Nobesawa silver mine (延沢銀山, Nobesawa ginzan) was a silver mine, located in what is now part of the city of Obanazawa, Yamagata in the Tōhoku region of northern Japan. It is now closed, and the site was designated a National Historic Site of Japan in 1966.

==Overview==
The Nobesawa silver mine was opened in 1457, during the Muromachi period of Japanese history, during the reign of Emperor Hanazono.
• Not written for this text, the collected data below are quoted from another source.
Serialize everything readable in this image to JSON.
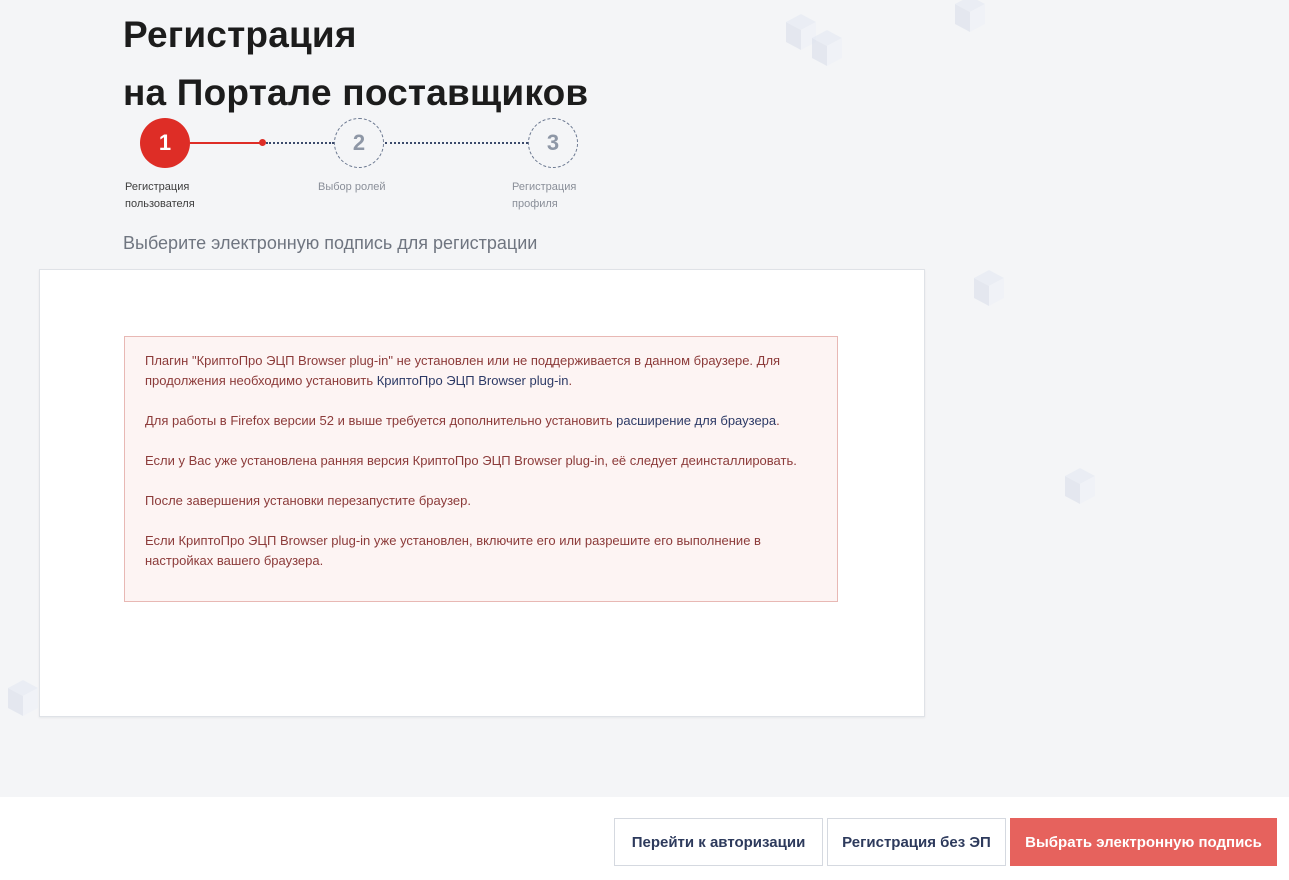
{
  "page": {
    "title_line1": "Регистрация",
    "title_line2": "на Портале поставщиков",
    "subtitle": "Выберите электронную подпись для регистрации"
  },
  "stepper": {
    "steps": [
      {
        "number": "1",
        "label_line1": "Регистрация",
        "label_line2": "пользователя",
        "state": "active"
      },
      {
        "number": "2",
        "label_line1": "Выбор ролей",
        "label_line2": "",
        "state": "pending"
      },
      {
        "number": "3",
        "label_line1": "Регистрация",
        "label_line2": "профиля",
        "state": "pending"
      }
    ]
  },
  "alert": {
    "p1_text_a": "Плагин \"КриптоПро ЭЦП Browser plug-in\" не установлен или не поддерживается в данном браузере. Для продолжения необходимо установить ",
    "p1_link": "КриптоПро ЭЦП Browser plug-in",
    "p1_text_b": ".",
    "p2_text_a": "Для работы в Firefox версии 52 и выше требуется дополнительно установить ",
    "p2_link": "расширение для браузера",
    "p2_text_b": ".",
    "p3": "Если у Вас уже установлена ранняя версия КриптоПро ЭЦП Browser plug-in, её следует деинсталлировать.",
    "p4": "После завершения установки перезапустите браузер.",
    "p5": "Если КриптоПро ЭЦП Browser plug-in уже установлен, включите его или разрешите его выполнение в настройках вашего браузера."
  },
  "footer": {
    "auth_button": "Перейти к авторизации",
    "no_sign_button": "Регистрация без ЭП",
    "select_sign_button": "Выбрать электронную подпись"
  },
  "colors": {
    "accent_red": "#de2d26",
    "primary_button": "#e6625d",
    "alert_bg": "#fdf4f3",
    "alert_text": "#8c3b3a",
    "link": "#2d3a66"
  },
  "icons": {
    "decor": "cube-icon"
  }
}
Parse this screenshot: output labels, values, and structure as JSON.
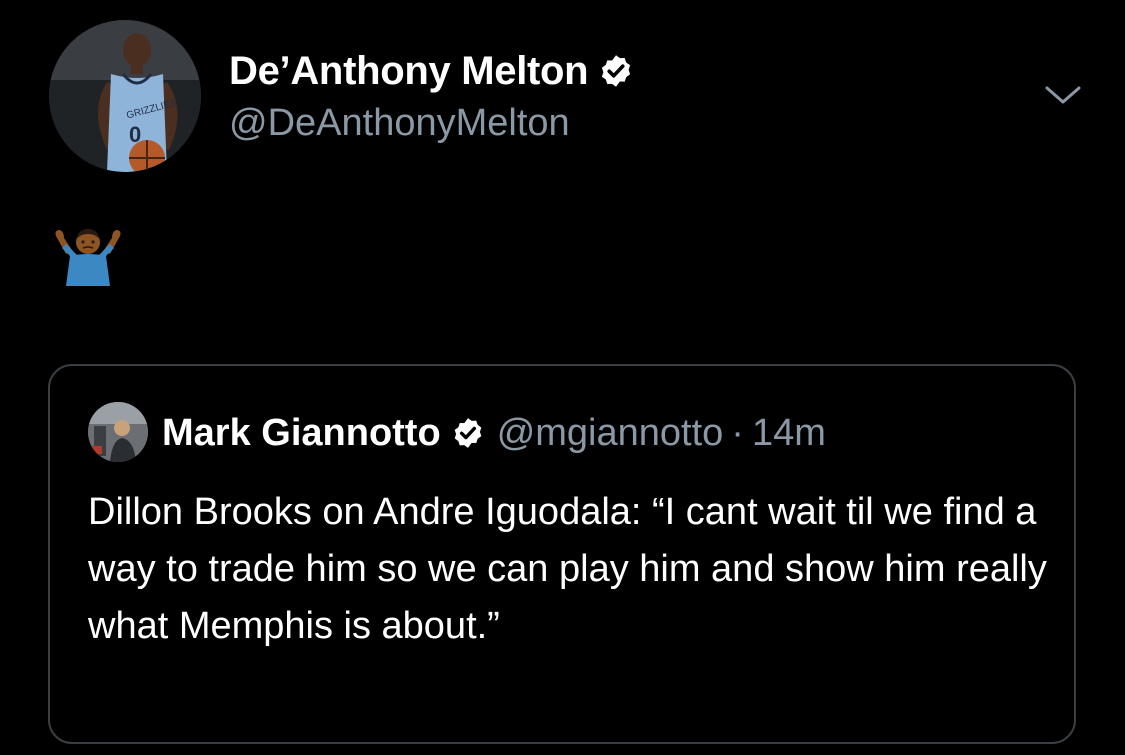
{
  "tweet": {
    "author": {
      "name": "De’Anthony Melton",
      "handle": "@DeAnthonyMelton",
      "verified": true,
      "avatar_icon": "player-avatar"
    },
    "text": "🤷🏾‍♂️",
    "emoji_icon": "man-shrugging-icon",
    "menu_icon": "chevron-down-icon"
  },
  "quoted_tweet": {
    "author": {
      "name": "Mark Giannotto",
      "handle": "@mgiannotto",
      "verified": true,
      "avatar_icon": "user-avatar"
    },
    "separator": "·",
    "time": "14m",
    "text": "Dillon Brooks on Andre Iguodala: “I cant wait til we find a way to trade him so we can play him and show him really what Memphis is about.”"
  },
  "colors": {
    "background": "#000000",
    "text_primary": "#ffffff",
    "text_secondary": "#8b98a5",
    "verified_badge": "#ffffff",
    "card_border": "#3a3f44"
  }
}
During the Sengoku period, the mine came under the control of Mogami Yoshiaki, and silver from the mine helped to finance his battles against the Date clan. Silver from the mine was paid as tribute to Toyotomi Hideyoshi in 1598, at which time it was claimed that the output of the mine rivaled that of the Iwami Ginzan Silver Mine. After the establishment of the Edo period Tokugawa shogunate, the Mogami were dispossessed, and the mine came under the control of Torii Tadamasa, the daimyō of Yamagata Domain. The Torii clan expanded operations at the mine, opening a new shaft and employing more miners. However, after 1636 the mine came under the direct control of the shogunate. Peak production was achieved during the Kan'ei era (1624–1645). In 1640, the peasants in Yonezawa Domain were filing complaints and petitions against the shogunate, as runoff from the mine was ruining their fields. During the Keian era (1651–1652), the output of the mine had dropped to only half of what it was at its peak, and operations were increasingly hampered by groundwater seepage. From 1671 to 1675, large-scale drainage projects were undertaken, but without success, and the mine was thereafter abandoned in either 1689 or 1703.

The site is about a 20-minute walk from the "Ginzan Onsen" bus stop on the Osarizawa Municipal Bus from Oshida Station on the JR East Ōu Main Line.